Mursi orders Egyptian army to get control of Sinai
This posting has 5 items:
1) Bloomberg Egypt To Take Control Of Sinai;
2) Ma’an news Analysts say Sinai attack attempt to strain Egypt-Gaza relations;
3) Al Jazeera Egypt vows strong response to Sinai attack;
4) Saed Bannoura Egyptians killed, jihadists and Israel kill;
5) JTA Barak calls it a ‘wake-up call’ for Egypt
Egypt To Take Control Of Sinai After 16 Soldiers Killed
By Tarek El-Tablawy and Ahmed El-Sayed, Bloomberg
August 6, 2012
Egypt deployed helicopter gunships and an anti-terror team in north Sinai as President Mohamed Mursi ordered the military to take “complete control” of the region after unidentified militants killed 16 Egyptian soldiers.
Mursi, drawn from the ranks of the Muslim Brotherhood, described yesterday’s attack on the troops as they broke their Ramadan fast as a “cowardly” act and vowed the assailants would “pay a high price, as would those who cooperate with them,” the state-run Middle East News Agency reported.
Egyptian President Mohamed Mursi condemned the “cowardly” attack, according to MENA. Photographer: Mark Wilson/Getty Images
The attack on the border post near the Rafah crossing with the Gaza Strip comes a month after Mursi was sworn in as Egypt’s first democratically elected civilian president. Security nationwide has deteriorated since Hosni Mubarak’s 2011 ouster, while Sinai has seen an increase in kidnappings of tourists and attacks on security forces that have alternately been blamed on al-Qaeda-affiliated militants and Bedouins.
Sinai has “become a kind of lawless no-man’s land, and it seems to be getting worse,” Shadi Hamid, director of research at Brookings Doha Center, said by phone. It’s also “probably the one area where Egypt and Israel share some common ground. The Muslim Brotherhood and Israel have an interest in stabilizing the Sinai.”
Security forces and troops were moving into the region hours after Mursi ordered them to hunt down the attackers. Several gunships were sent in to patrol the area, Mohamed Saeed, head of criminal investigation in north Sinai, said by phone, to prevent other attackers from moving into the territory.
“The group that carried out yesterday’s attack, and those standing behind them, are regarded by the armed forces as enemies and must be met with force,” Egypt’s military council said in a statement read on state television. It said 35 people carried out the attack.
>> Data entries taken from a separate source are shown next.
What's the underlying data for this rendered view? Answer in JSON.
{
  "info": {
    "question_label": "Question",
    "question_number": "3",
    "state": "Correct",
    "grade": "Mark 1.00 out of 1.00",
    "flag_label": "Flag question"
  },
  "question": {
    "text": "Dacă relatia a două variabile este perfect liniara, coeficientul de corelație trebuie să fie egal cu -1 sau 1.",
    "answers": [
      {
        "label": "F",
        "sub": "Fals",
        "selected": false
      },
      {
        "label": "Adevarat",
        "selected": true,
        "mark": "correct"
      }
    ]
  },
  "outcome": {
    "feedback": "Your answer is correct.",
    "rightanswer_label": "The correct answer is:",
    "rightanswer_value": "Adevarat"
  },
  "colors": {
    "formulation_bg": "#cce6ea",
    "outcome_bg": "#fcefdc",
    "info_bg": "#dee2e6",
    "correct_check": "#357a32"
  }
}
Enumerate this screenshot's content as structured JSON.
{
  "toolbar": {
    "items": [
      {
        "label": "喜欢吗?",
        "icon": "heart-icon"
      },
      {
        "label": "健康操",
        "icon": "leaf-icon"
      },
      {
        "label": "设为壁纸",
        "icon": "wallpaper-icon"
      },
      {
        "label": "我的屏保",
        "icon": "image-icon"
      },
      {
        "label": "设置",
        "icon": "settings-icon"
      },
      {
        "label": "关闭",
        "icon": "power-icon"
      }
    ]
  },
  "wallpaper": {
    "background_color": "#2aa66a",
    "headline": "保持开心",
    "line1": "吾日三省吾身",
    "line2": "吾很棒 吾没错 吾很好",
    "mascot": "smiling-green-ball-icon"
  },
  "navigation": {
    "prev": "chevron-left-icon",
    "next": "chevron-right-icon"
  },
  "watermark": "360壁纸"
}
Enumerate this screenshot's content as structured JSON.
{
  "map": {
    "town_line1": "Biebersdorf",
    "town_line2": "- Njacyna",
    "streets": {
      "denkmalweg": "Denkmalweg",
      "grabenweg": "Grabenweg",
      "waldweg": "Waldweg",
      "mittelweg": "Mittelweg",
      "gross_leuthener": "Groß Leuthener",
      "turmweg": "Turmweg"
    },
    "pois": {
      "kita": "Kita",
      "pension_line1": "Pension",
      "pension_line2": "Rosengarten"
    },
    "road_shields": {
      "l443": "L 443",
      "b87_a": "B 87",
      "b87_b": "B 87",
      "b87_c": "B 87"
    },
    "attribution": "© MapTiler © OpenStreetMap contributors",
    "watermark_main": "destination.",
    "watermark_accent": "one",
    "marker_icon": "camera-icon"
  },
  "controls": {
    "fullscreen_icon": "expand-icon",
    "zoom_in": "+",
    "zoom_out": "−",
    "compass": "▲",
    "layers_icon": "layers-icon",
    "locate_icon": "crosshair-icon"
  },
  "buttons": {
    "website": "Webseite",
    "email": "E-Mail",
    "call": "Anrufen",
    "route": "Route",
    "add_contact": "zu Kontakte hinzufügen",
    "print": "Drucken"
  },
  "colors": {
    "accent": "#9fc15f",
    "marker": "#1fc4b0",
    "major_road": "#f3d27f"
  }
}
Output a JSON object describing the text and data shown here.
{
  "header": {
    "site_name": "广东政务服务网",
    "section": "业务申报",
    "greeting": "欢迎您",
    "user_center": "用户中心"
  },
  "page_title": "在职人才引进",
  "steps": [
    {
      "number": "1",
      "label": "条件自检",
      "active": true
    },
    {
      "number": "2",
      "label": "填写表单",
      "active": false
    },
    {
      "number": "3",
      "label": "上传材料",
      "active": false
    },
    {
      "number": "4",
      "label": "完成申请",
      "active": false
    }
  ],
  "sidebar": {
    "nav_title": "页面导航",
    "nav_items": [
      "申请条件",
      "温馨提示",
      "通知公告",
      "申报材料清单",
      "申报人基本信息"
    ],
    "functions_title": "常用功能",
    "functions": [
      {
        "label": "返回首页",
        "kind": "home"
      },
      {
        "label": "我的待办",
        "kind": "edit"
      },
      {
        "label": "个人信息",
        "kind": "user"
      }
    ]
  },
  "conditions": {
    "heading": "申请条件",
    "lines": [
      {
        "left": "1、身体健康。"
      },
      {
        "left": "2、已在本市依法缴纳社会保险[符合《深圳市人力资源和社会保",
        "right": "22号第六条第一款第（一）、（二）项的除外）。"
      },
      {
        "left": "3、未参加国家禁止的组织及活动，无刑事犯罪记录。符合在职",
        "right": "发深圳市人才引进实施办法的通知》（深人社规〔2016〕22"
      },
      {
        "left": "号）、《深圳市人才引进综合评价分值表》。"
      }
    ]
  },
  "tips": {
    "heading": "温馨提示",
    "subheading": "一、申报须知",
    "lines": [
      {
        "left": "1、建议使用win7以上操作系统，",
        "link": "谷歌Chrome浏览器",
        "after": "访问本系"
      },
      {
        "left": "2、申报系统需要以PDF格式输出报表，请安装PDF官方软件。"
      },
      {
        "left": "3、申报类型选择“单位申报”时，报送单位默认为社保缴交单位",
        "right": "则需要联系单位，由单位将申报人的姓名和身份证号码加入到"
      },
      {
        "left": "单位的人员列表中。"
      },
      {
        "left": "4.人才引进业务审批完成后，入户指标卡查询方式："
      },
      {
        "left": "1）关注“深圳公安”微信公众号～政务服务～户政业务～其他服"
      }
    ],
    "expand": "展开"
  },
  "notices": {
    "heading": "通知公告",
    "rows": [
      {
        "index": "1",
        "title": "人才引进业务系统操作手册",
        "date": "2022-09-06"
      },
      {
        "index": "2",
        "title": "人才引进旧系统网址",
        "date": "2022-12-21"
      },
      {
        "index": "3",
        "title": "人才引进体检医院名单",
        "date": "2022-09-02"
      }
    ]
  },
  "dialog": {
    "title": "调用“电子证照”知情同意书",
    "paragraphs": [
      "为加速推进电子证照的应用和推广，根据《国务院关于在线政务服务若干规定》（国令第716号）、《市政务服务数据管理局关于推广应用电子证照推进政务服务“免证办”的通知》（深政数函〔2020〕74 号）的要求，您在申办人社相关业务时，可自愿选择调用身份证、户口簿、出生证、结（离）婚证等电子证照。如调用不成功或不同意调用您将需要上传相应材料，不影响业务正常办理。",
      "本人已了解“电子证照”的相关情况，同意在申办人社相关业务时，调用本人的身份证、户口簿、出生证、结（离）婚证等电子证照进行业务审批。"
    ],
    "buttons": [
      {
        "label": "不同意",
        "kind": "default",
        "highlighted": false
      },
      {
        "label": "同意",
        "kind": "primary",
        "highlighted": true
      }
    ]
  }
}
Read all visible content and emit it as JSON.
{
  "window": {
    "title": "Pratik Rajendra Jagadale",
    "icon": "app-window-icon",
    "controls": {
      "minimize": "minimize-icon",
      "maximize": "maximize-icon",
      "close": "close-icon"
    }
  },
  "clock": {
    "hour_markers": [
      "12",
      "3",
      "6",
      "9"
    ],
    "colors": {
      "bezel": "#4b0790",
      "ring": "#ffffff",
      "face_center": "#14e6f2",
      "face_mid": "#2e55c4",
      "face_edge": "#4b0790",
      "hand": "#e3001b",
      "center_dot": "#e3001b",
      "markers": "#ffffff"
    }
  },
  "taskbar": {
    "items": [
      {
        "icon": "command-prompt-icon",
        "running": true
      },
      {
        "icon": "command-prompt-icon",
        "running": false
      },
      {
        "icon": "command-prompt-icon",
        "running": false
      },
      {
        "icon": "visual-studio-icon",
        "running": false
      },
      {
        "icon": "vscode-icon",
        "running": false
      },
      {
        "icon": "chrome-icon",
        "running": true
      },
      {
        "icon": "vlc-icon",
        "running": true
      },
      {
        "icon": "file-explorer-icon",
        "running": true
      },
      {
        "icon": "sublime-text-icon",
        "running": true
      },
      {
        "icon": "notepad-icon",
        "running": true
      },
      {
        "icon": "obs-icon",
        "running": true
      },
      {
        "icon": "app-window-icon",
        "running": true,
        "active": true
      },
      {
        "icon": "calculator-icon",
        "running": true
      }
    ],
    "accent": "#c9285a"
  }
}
At Cairo International Airport, authorities turned away Palestinians arriving by airplane because the Rafah crossing into the Gaza Strip had been closed, the state-run Ahram Gate reported, citing security officials.
The military said seven other soldiers were injured, including three critically, in the attack. The assailants seized two vehicles and tried to smash through the Israel frontier gate before they were stopped by aircraft and Israeli gunfire, officials said. At least seven militants were killed after crossing the border, Israel’s Haaretz newspaper said.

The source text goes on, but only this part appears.